Azure VM Backup: beware of Windows Server 2008 R2

Since March 2015 we have the possibility to backup and restore entire VMs running in Azure. If you were not aware of this before, have a look at the documentation here: https://azure.microsoft.com/en-us/documentation/services/backup/. Using the Backup Vault you can automatically backup full VMs on a flexible schedule. For Active Directory, you could set this to daily, with a retention time of 60 days.

Assuming that you know all this already, there is still a small gotcha that you should be aware of when these VMs are Domain Controllers. Azure IaaS is a sort of fancy hypervisor, and has potentially some of the same problems as regular hypervisors. For Active Directory, the most relevant one is USN Rollback. The one-line summary of this problem would be (apologies to any expert out there): when you restore a DC without telling it has been restored, it will mess up the AD replication administration in a big and unrecoverable way.

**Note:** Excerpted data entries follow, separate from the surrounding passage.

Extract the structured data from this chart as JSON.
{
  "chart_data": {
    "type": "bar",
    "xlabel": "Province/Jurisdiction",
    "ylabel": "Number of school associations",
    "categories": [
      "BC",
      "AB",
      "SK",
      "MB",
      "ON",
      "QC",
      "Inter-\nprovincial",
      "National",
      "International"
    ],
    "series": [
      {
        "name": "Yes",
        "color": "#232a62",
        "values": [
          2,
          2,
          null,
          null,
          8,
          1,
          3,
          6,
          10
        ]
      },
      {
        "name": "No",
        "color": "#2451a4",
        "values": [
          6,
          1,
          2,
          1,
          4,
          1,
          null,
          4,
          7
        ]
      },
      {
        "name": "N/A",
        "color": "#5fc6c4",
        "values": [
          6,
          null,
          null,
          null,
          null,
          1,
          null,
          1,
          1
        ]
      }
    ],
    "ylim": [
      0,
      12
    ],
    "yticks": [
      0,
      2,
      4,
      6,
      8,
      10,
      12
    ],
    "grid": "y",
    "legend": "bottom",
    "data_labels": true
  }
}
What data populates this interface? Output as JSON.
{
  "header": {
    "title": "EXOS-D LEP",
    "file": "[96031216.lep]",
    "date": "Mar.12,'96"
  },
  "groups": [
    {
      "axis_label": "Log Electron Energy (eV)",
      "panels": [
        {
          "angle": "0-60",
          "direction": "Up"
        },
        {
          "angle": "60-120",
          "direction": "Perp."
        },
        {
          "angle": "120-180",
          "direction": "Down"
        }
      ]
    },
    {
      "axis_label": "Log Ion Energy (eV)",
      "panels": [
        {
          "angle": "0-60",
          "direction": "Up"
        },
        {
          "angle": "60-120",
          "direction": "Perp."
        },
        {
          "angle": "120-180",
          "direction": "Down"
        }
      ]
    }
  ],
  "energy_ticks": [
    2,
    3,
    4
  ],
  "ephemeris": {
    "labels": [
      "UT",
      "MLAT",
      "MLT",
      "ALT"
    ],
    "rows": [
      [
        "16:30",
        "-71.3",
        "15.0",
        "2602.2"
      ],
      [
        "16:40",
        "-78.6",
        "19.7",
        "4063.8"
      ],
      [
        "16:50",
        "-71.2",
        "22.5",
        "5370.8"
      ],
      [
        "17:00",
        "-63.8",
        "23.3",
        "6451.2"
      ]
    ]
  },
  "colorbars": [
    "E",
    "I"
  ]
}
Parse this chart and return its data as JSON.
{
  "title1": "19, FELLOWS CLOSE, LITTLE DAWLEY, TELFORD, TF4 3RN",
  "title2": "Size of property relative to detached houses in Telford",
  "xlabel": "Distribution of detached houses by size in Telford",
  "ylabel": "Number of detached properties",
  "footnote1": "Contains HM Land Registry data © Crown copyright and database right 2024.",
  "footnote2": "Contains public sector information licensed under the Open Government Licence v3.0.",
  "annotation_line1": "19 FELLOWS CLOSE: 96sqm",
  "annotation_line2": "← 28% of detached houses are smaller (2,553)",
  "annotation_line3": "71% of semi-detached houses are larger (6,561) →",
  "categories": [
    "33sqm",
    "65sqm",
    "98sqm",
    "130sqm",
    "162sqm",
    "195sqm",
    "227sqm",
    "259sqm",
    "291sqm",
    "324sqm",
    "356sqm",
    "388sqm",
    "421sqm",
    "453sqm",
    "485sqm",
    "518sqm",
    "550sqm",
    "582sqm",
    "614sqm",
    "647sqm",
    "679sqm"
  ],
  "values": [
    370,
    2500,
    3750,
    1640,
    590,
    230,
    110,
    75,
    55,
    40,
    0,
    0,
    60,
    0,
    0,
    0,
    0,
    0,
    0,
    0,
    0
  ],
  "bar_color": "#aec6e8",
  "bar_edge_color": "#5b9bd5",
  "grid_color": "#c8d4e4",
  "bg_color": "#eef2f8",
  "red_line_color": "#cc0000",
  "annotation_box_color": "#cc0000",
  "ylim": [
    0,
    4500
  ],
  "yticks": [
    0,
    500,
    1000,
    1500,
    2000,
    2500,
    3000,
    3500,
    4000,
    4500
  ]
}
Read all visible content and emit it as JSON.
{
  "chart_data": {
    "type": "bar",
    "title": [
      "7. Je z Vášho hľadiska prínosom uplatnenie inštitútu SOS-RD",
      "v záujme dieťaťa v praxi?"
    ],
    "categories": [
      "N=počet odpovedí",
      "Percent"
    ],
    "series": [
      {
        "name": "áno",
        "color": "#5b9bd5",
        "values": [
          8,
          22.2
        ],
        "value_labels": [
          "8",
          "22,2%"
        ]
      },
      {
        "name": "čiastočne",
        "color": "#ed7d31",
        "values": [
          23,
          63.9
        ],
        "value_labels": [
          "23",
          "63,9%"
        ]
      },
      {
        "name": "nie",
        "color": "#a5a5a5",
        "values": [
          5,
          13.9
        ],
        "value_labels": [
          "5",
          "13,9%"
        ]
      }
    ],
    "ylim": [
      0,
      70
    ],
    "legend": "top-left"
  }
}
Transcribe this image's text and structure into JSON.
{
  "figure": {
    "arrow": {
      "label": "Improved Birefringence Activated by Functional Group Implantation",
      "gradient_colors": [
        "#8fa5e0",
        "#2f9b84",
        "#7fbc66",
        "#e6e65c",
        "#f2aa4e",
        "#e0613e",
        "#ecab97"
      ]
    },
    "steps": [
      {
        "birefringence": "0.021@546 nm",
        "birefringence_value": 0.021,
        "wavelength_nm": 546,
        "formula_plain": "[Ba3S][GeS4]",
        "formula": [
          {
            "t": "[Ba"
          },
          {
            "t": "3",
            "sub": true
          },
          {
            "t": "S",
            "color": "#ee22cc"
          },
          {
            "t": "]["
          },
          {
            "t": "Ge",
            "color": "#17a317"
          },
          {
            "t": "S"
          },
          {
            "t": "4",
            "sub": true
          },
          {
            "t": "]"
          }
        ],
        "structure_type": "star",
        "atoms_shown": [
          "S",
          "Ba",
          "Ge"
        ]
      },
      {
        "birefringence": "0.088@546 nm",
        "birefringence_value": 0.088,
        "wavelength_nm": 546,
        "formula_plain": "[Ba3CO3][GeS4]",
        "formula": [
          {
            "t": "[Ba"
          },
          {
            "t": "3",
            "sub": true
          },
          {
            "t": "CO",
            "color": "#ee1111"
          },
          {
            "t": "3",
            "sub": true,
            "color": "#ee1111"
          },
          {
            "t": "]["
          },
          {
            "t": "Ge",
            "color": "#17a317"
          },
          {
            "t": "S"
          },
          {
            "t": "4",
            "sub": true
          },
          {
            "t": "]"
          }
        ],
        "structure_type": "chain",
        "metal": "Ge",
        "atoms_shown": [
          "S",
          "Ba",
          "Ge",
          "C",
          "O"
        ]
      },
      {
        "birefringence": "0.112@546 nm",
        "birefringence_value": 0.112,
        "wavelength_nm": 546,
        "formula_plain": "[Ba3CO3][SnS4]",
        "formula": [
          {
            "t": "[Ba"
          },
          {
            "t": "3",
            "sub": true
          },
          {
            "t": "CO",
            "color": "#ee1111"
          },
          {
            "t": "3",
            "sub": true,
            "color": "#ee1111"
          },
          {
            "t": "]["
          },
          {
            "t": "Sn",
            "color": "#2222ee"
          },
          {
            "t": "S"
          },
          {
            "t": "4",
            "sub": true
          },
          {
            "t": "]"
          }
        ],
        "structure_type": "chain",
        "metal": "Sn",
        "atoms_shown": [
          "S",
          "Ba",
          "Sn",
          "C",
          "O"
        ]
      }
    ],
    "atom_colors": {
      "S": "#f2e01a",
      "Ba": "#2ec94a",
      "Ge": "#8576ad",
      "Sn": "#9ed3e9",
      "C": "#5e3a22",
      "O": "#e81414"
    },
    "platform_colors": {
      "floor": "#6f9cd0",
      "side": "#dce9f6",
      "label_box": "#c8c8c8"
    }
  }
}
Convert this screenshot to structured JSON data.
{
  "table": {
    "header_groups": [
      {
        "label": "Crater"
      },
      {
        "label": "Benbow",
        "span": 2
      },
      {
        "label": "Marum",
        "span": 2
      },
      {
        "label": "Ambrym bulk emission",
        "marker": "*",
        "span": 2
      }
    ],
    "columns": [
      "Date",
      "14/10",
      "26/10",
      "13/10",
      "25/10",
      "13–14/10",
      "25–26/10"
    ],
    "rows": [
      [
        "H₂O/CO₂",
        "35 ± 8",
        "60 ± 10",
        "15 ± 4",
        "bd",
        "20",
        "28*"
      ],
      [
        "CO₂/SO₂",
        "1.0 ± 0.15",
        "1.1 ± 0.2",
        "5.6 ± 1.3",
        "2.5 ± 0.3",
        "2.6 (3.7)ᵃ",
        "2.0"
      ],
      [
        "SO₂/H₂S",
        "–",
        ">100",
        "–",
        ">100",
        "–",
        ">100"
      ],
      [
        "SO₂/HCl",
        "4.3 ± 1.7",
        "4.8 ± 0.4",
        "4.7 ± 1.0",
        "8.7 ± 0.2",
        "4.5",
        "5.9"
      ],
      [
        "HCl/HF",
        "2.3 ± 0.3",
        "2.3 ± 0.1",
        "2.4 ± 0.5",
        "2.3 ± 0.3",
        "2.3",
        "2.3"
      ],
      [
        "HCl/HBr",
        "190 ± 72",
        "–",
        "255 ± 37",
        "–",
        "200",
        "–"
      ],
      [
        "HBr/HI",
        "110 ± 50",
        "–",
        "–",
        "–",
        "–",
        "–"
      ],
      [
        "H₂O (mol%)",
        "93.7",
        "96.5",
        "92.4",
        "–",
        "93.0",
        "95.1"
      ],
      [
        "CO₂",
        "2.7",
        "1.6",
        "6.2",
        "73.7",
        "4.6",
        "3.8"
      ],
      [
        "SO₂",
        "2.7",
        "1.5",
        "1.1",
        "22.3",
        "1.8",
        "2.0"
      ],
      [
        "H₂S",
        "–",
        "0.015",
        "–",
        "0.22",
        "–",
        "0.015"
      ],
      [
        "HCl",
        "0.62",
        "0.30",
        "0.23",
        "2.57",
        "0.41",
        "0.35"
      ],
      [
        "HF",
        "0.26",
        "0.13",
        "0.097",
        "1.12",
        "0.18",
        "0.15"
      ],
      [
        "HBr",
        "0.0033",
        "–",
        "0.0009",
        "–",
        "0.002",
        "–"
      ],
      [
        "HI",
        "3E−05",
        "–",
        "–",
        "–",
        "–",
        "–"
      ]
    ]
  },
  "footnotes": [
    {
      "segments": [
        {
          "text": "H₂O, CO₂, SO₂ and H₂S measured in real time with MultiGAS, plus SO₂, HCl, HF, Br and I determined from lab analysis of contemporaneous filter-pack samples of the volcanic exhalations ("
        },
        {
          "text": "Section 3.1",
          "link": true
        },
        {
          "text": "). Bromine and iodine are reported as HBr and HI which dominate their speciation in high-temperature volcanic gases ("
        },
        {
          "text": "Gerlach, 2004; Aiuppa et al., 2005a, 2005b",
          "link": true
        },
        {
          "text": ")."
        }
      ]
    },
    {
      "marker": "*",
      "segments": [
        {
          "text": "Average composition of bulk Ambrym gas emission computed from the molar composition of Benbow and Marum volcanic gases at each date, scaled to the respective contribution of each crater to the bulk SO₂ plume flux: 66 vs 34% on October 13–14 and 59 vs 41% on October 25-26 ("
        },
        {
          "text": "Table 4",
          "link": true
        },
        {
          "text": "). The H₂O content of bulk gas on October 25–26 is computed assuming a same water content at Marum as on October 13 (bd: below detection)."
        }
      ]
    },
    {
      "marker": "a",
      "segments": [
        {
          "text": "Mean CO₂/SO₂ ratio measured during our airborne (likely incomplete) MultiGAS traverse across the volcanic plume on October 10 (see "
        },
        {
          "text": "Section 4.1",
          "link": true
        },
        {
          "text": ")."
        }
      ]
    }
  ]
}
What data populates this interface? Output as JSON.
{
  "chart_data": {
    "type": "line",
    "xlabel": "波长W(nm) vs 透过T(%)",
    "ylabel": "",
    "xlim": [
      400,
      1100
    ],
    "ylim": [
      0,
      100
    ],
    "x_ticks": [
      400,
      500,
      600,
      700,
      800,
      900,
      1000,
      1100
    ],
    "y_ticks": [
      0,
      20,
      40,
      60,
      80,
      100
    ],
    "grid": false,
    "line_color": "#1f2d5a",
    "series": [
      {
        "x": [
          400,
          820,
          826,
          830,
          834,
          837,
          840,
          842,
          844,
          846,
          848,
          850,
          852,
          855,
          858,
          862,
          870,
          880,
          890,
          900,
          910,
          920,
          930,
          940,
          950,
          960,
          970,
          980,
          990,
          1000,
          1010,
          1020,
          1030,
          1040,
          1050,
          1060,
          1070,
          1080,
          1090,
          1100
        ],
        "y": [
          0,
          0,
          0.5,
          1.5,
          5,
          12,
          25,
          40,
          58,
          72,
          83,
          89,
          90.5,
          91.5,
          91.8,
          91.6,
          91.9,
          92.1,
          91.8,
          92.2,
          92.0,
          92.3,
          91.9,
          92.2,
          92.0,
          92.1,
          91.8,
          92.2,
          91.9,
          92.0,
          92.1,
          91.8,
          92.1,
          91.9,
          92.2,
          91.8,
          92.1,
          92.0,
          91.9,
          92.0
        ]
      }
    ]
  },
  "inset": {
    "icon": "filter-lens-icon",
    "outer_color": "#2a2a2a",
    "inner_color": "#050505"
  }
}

So how does a DC know it has been restored so that it can do the right thing? There are two ways:

  1. The backup has been made using a VSS-aware backup method. This is the normal, supported method, and the way it is supposed to go all the time. Azure calls this an application-consistent backup. When a VSS backup is restored, the DC will know.
  2. If VSS is not involved somehow (think disk images, snapshots), VMs have a fail-safe feature called VM-GenerationID. For this to work, we need two things to be true: the OS needs to be Windows Server 2012 or later, and the hypervisor must support it. Most modern hypervisors can do this, including our own Hyper-V, VMware ESX, and of course, Azure. With these two conditions in place, the VM-GenerationID mechanism will tell the DC when it has been restored even without VSS in play.

Now, Windows Server 2008 R2 is not aware of VM-GenerationID, and keeping that in mind let's have a look at Azure VM Backup using the Backup Vault. The backup event itself is orchestrated using the Azure VM Agent in cooperation with the Azure fabric. It will trigger a VSS snapshot in the VM when the backup begins, and when finished this snapshot is saved to the Backup Vault. This is the normal mode of operation, and all is well.

A different thing happens when the VM is not running. When the backup starts, the Azure fabric will notice that the VM is offline. Instead of trying a VSS backup first, it will simply copy the VM data (or to be exact, the difference with the previous backup). This is called a crash-consistent backup.

You spotted the problem, right? When you restore a crash-consistent backup of a 2012 R2 DC, nothing bad happens because the VM-GenerationID mechanism will solve the problem. But with a 2008 R2 DC, the VM will just be recovered and started without any notification to AD. Once the restored box starts talking to other DCs, the USN Rollback happens and the DC is toast. The following table summarizes the findings:

Operating System VM State Backup Type Triggers VSS? AD Restored OK?
2008 R2 Online Online App-Consistent Yes Yes, VSS does it.
2008 R2 Offline Offline Crash-Consistent No NO
2012 R2 Online Online App-Consistent Yes Yes, VSS does it.
2012 R2 Offline Offline Crash-Consistent No Yes, VM-GenerationID does it.

 

Management summary: if you backup Windows 2008 R2 virtual DCs running on Azure, make sure they are online during the backup window, or bad things will  happen during restore.